Company news: Pact Group, TZ Limited, QBE, APN, Origin and Heemskirk

Pact Group, a manufacturer of containers that are used in a great variety of applications, is in some ways a bellwether for economic conditions generally.  And as currently articulated by many other companies, suggests that economic conditions remain difficult. 

This week it advised that trading conditions remained subdued, with April being particularly weak in rigid packaging.  Although it is still expecting to achieve higher revenue and earnings in FY-17, this is being supported by acquisitions and cost-out programs.  Underlying volumes will decline, and there are one-off contract start up costs, which will both act as a drag on earnings.

TZ Limited released its quarterly update with sales up 20% vs the prior corresponding period, although considerably lower than the Dec-16 quarter - the first quarter of the calendar year is seasonally slow.  We are cognisant of the company's cash position, which was in line with expectations for the Mar-17 quarter.

On some more positive notes, QBE Insurance held its AGM this week.  The company provided confirmation of key drivers for its earnings  - Gross Written Premium is expected to be relatively stable for FY-17 (=CY-17), combined operating ratio is forecast to be between 93.5% and 95.0% (compares to 94.0% for FY-16), and investment return is expected to be between 2.5% and 3.0% (compares to 2.4% for FY-16).  [A combined operating ratio under 100% indicates profitable underwriting results; above 100% is unprofitable.]

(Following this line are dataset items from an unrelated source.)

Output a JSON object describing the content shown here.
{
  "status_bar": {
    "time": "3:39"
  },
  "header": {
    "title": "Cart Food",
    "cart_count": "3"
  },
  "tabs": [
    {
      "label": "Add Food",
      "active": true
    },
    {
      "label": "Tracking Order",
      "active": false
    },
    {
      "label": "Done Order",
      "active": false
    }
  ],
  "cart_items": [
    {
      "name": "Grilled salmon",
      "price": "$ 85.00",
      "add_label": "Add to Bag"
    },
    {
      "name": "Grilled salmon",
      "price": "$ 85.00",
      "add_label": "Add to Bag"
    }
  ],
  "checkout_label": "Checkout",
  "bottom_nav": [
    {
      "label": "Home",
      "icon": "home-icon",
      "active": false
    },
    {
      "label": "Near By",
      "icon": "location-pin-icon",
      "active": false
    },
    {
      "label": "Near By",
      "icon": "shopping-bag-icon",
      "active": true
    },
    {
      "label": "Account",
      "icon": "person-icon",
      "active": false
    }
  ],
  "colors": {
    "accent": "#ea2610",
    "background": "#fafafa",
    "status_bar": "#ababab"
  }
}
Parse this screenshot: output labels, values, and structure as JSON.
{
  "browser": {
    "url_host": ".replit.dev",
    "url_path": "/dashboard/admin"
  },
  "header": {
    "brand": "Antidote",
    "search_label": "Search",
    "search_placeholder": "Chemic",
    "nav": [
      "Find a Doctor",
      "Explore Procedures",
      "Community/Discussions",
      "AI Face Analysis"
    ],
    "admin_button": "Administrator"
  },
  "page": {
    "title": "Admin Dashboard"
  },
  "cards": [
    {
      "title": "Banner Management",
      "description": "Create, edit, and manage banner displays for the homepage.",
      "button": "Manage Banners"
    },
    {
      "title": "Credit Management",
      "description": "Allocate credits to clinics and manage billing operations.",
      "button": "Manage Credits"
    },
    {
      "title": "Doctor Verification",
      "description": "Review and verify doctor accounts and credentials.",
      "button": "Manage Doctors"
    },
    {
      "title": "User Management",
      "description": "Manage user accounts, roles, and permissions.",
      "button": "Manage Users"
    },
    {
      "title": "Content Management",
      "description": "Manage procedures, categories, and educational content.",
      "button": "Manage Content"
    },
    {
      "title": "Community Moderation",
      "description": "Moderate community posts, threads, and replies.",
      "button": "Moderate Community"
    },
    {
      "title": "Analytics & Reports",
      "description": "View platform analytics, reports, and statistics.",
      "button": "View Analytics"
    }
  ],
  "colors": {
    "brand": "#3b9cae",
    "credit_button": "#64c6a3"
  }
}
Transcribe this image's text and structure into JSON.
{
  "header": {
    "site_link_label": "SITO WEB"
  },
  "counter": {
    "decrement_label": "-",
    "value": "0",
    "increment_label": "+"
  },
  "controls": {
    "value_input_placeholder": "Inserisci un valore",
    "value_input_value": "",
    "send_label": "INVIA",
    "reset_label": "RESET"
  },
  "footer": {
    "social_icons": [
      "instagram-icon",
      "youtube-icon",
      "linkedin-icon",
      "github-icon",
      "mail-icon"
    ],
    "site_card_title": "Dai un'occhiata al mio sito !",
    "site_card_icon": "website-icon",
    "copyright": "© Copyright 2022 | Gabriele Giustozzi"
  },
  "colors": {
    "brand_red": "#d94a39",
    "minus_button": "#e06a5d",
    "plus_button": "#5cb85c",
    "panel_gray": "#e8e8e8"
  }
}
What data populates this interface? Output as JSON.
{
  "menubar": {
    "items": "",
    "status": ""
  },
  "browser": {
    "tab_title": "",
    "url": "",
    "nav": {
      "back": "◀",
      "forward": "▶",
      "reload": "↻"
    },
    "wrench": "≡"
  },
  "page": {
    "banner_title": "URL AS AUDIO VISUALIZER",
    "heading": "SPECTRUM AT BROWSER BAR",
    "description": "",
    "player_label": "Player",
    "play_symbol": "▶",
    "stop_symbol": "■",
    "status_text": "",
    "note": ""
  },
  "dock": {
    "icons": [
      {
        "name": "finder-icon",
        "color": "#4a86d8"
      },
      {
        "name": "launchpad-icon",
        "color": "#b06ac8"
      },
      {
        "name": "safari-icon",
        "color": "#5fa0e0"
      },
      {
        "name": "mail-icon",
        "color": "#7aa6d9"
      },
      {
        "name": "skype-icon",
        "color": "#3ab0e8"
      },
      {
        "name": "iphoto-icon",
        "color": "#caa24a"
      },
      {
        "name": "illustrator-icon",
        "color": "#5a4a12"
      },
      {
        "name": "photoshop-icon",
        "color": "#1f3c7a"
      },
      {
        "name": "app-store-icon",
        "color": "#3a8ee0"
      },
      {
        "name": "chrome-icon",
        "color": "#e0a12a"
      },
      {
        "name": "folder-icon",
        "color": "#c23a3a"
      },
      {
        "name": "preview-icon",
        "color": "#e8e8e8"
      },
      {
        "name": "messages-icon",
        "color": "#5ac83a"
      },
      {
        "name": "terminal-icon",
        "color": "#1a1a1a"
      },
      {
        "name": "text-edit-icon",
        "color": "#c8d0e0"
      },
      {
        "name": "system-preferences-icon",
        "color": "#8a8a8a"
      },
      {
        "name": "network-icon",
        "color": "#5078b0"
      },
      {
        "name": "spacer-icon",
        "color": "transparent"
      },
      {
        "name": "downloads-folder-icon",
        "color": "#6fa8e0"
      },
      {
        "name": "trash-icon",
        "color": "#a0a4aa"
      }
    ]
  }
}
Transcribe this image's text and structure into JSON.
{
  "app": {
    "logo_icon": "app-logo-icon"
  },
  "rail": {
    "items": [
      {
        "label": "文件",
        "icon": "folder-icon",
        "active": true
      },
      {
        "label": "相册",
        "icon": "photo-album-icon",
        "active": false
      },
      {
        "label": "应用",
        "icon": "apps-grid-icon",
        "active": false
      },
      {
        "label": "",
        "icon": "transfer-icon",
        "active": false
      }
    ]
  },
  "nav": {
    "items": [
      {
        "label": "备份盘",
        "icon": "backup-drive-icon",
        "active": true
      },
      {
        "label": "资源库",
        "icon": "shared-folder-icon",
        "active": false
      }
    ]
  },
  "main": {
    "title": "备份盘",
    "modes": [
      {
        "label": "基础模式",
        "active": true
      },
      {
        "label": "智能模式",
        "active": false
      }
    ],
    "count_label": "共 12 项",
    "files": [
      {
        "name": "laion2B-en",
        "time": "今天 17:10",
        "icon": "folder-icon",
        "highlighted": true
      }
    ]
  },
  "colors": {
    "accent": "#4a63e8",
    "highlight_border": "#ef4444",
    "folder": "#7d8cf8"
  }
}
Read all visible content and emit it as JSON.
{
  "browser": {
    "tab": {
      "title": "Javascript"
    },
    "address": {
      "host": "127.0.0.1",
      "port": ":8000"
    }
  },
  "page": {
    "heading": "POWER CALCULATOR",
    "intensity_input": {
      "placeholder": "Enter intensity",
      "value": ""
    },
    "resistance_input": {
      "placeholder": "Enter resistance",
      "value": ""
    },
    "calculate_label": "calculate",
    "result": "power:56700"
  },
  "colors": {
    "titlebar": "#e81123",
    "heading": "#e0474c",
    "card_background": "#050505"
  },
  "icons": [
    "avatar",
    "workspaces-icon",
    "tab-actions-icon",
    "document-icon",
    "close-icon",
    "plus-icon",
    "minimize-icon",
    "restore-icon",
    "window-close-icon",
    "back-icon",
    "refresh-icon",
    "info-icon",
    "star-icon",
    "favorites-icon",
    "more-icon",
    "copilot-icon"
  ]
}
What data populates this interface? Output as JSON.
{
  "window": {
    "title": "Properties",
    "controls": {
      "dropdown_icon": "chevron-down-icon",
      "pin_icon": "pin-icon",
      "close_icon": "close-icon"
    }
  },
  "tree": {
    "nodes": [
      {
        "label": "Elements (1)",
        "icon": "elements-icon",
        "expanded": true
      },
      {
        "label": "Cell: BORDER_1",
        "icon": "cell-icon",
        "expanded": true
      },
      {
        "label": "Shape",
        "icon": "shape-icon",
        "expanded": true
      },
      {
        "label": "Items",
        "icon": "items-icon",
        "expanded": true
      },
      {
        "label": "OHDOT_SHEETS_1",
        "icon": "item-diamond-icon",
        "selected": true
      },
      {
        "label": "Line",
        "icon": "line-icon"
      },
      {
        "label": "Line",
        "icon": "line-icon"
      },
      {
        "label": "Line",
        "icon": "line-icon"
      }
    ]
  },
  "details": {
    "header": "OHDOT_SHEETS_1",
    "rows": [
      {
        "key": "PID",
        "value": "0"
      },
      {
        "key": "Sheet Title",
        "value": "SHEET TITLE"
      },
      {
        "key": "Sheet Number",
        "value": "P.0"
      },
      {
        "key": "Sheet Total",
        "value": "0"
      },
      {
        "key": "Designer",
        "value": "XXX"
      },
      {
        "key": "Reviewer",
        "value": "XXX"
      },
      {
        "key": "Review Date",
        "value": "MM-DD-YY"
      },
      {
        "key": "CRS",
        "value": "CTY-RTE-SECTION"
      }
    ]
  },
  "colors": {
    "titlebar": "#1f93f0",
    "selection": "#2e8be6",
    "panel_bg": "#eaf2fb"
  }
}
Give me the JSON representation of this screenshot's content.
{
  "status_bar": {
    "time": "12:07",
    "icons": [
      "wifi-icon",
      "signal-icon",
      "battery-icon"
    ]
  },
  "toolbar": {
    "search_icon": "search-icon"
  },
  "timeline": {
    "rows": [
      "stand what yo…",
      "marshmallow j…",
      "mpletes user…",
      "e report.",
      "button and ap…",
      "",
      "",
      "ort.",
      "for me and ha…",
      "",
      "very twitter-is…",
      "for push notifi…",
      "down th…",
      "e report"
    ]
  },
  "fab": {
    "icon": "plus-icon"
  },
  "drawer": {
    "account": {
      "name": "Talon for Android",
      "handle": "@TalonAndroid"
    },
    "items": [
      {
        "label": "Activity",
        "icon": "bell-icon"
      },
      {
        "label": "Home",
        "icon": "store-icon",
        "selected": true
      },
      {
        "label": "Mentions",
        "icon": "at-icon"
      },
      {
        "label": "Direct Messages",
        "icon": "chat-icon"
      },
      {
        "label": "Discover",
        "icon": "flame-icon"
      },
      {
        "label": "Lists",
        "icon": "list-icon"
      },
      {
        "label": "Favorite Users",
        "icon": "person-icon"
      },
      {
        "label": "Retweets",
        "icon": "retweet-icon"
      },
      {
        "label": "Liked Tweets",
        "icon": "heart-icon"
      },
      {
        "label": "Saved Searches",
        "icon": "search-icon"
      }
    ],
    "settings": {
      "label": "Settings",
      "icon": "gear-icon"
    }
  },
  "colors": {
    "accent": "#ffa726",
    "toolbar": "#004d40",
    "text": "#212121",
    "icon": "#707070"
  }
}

Also holding its AGM was APN News & Media.  It is soon to be renamed HT&E - Here, There & Everywhere.  The APN name was considered in need of change, as it reflected the company's (dated) heritage: Australia Provincial Newspapers (it no longer owns newspapers).  In relation to trading conditions, the company has started the financial year (FY = CY for APN also) with overall revenue is in line with FY-16.  Radio revenue is behind expectations.  Efforts to reduce costs have been undertaken, but contract cost increases means that margins and earnings are under pressure.  By contrast, Outdoor (Adshell) is experiencing more favourable conditions with revenue growth, and margin expansion.

Origin Energy also confirmed it is on track to meet its FY-17 guidance (with the usual stipulation of being subject to market conditions).  The guidance included underlying net profit between $480m and $590m.  Net debt is also forecast to continue its reduction, to be well below $9b.

Last Friday, Heemskirk released its quarterly update (to 31-Mar-17).  The company made very considerable progress on the construction of the Moberly frac sand project, now moving into final activities such as installation of mechanical connections and electrical connections and controls.